The standard model uses 23 POS tags in a POS sequence model of length 3. This gives 12167 different possible observations. With a training set of 31,707 words it is clear that there will be a large number of POS sequences which never occur or occur only once. In the basic model, sequences with zero counts are assigned a small fixed floor probability. These cases are not particularly important as the chances of breaks and non-breaks being inserted is now governed by the phrase model. More worrying are single occurrences. If a POS sequence is observed only once and with a break at the juncture, this will be assigned the same probability as when a large number of breaks and zero non-breaks are observed for a POS sequence. Clearly the second case is a better indicator that the POS sequence in question really does carry a high likelihood of a break.
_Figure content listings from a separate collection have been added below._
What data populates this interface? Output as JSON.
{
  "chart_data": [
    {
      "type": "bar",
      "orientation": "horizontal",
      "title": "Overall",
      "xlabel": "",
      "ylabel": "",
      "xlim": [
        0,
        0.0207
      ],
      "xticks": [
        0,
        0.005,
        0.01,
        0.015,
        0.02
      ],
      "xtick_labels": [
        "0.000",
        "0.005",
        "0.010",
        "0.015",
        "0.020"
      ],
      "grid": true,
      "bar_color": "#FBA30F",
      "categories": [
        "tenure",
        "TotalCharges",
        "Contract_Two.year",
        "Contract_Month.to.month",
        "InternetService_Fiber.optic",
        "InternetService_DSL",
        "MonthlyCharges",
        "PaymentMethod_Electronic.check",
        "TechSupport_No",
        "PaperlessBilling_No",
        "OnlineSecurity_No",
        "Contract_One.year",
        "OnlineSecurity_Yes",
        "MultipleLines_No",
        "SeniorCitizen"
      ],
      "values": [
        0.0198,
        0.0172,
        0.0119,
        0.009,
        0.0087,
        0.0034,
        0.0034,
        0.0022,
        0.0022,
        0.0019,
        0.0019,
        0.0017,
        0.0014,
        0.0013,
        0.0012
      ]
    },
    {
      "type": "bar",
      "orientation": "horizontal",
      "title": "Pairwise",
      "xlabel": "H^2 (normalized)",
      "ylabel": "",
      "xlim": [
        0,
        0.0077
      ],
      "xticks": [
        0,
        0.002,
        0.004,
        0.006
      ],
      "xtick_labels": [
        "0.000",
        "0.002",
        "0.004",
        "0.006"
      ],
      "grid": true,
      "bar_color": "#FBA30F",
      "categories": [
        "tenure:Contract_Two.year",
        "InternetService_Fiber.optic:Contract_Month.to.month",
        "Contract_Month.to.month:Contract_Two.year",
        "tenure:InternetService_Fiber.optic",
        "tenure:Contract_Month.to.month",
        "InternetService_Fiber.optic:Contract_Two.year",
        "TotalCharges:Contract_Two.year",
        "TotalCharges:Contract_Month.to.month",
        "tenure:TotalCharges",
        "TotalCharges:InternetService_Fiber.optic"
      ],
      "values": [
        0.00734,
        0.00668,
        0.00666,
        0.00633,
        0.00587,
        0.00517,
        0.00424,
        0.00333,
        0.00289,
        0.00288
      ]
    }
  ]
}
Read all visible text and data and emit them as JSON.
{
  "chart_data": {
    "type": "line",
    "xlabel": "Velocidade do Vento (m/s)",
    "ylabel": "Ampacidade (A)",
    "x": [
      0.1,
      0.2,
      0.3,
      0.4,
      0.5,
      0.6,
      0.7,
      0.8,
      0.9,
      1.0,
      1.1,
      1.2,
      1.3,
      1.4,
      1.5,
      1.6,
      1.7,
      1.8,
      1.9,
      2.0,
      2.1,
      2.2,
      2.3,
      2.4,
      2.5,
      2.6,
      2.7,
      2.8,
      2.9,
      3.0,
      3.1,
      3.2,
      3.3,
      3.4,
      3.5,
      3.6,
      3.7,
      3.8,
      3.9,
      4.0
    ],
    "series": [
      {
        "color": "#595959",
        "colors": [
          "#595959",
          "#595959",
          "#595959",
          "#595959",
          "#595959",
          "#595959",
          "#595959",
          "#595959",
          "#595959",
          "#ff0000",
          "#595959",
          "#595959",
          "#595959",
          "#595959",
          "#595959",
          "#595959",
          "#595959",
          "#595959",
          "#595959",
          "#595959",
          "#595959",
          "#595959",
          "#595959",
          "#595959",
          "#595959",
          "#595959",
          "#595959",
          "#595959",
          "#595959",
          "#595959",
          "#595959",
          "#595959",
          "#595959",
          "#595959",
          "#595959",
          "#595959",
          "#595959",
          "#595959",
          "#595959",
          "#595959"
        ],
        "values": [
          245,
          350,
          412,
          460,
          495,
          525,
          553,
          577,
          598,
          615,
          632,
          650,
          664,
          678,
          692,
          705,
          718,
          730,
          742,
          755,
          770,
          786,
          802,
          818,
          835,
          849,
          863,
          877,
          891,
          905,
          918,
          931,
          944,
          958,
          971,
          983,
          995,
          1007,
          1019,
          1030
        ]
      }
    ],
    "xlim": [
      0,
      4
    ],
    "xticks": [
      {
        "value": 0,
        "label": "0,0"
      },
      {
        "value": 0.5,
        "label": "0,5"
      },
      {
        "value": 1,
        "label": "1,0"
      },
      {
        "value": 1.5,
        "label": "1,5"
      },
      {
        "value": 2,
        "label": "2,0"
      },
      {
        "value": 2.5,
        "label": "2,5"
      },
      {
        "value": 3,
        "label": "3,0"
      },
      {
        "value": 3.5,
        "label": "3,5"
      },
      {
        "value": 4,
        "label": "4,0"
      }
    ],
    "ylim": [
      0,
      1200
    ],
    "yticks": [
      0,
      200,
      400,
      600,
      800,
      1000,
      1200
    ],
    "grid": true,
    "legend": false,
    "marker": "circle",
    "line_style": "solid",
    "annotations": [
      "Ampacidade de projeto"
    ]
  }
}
Table 2: Effect of smoothing on accuracy

Experiment	Phrase Break Model	Breaks-Correct	Junctures-Correct	Juncture-Insertions
unsmoothed	1-gram	69.940	91.56	3.600
smoothed	1-gram	68.376	91.46	3.227
unsmoothed	6-gram	77.070	91.49	5.270
smoothed	6-gram	79.274	91.60	5.569

To counter this problem we employ a smoothing technique which adjusts the frequency counts of rare and non-occurring POS sequences. First Good-Turing (explained in Church and Gale church&gale:91) smoothing is used to adjust the frequency counts of all occurrences for the break and non-break model. This effectively gives zero counts a small value and reduces the counts of rare cases. Next a form of backing-off is applied whereby a juncture likelihood P(c_k-1, c_k, c_k+1 | j_k) is discarded if its adjusted frequency count falls below a threshold, and the estimate P(c_k, c_k+1 | j_k) is used instead. A threshold of 3 usually gave the best results. Table 2 gives the results comparing the V₂₃ tagset under smoothing and no smoothing. The smoothed POS sequence models with the 6-gram phrase break model are significantly better than the unsmoothed equivalents with both word and break accuracy increasing at only a slight word insertion decrease.

The table shows that smoothing significantly increases performance when used with a high order n-gram phrase break model.